Вокруг горы Цишань располагалось семь деревень, и в них был всего один даосский храм. В нем жил только один даос — Хуан Сяньчжу. Ни Цзывань, ни Сян Маоцзы не знали, какими магическими способностями он обладает, и никогда их не видели.
Но с детства они знали, что по любому поводу, будь то важное событие или обычная болезнь, нужно идти к нему с подношениями из кур и уток.
Если кто-то болел, Хуан Сяньчжу писал на желтой бумаге заклинание-фулу и отдавал его больному. Тот сжигал его и выпивал пепел, разведенный в вине.
Конечно, за фулу нужно было платить отдельно, не меньше десяти медяков.

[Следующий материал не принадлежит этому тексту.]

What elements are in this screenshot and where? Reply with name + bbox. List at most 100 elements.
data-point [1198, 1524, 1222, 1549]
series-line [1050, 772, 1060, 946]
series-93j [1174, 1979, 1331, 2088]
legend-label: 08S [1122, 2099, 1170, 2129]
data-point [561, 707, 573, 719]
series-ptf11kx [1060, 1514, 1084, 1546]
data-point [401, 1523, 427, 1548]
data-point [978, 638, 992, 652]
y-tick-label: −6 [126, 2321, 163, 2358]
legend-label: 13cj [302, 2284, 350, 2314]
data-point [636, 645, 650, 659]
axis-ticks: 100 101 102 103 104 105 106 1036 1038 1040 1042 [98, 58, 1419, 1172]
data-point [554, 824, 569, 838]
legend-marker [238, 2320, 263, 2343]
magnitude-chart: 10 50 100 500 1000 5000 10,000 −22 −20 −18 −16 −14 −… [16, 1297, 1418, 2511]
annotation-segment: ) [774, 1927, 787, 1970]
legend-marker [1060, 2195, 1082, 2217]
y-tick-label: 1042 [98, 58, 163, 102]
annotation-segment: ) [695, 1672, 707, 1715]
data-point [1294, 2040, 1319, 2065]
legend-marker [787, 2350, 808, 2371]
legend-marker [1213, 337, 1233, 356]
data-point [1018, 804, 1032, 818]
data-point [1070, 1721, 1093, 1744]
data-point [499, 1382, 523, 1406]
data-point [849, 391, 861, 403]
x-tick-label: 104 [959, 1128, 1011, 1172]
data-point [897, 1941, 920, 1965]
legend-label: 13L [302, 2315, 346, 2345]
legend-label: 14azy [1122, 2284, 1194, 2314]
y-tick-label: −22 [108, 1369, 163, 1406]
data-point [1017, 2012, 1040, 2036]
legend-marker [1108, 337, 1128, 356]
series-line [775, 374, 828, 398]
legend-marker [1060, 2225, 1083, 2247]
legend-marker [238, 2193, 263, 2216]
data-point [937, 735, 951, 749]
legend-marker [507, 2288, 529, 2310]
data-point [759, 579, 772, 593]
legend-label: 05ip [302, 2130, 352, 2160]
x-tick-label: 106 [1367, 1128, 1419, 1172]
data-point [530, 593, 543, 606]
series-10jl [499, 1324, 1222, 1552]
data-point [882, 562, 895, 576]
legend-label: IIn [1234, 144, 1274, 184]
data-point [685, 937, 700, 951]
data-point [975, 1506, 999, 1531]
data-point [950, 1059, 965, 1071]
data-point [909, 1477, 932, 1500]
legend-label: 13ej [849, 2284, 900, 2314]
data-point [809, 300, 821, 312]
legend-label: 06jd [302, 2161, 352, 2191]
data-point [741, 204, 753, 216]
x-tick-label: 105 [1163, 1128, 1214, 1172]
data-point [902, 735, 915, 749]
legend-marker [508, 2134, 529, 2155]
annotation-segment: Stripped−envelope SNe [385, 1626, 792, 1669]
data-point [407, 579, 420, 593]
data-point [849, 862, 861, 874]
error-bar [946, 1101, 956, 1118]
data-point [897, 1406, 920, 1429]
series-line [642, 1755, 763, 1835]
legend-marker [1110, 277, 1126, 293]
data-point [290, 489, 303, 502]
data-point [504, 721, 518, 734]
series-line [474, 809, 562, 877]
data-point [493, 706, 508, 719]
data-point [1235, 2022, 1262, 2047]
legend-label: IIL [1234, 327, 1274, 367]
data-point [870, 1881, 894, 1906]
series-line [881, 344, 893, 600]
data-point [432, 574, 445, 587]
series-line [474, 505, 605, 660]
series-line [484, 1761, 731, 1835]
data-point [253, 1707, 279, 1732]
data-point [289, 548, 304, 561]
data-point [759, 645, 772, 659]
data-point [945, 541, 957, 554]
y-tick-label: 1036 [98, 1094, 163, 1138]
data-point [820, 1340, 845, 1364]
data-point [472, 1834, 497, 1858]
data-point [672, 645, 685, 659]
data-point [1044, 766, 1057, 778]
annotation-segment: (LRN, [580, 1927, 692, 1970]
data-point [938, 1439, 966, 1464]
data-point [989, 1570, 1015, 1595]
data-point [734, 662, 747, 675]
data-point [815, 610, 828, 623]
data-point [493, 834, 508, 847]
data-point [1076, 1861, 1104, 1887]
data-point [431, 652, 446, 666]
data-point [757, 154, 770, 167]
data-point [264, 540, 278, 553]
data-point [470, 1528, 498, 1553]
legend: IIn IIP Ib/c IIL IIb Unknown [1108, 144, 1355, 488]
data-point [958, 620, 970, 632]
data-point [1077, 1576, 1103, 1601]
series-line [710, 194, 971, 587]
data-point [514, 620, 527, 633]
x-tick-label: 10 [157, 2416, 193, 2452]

Когда болела Сян Маоцзы, ей приходилось просто терпеть. Но пару лет назад заболел ее младший брат, и мачеха понесла к Хуан Сяньчжу кур, уток и деньги. Вернувшись, она дала мальчику выпить пепел от сожженного заклинания, предварительно помолившись.
И брат действительно выздоровел.
Мачеха всем рассказывала, что ее сына спас Хуан Сяньчжу.
После этого она еще несколько раз носила ему дары.
— Скажи, а бессмертные правда существуют? — тихо спросила Сян Маоцзы у Цзывань.
— Что ты такое говоришь?! — испуганно воскликнула Цзывань, оглядываясь по сторонам, словно опасаясь, что их кто-то подслушивает. Она понизила голос почти до шепота: — Конечно, существуют. Они живут на небесах, все знают и все могут!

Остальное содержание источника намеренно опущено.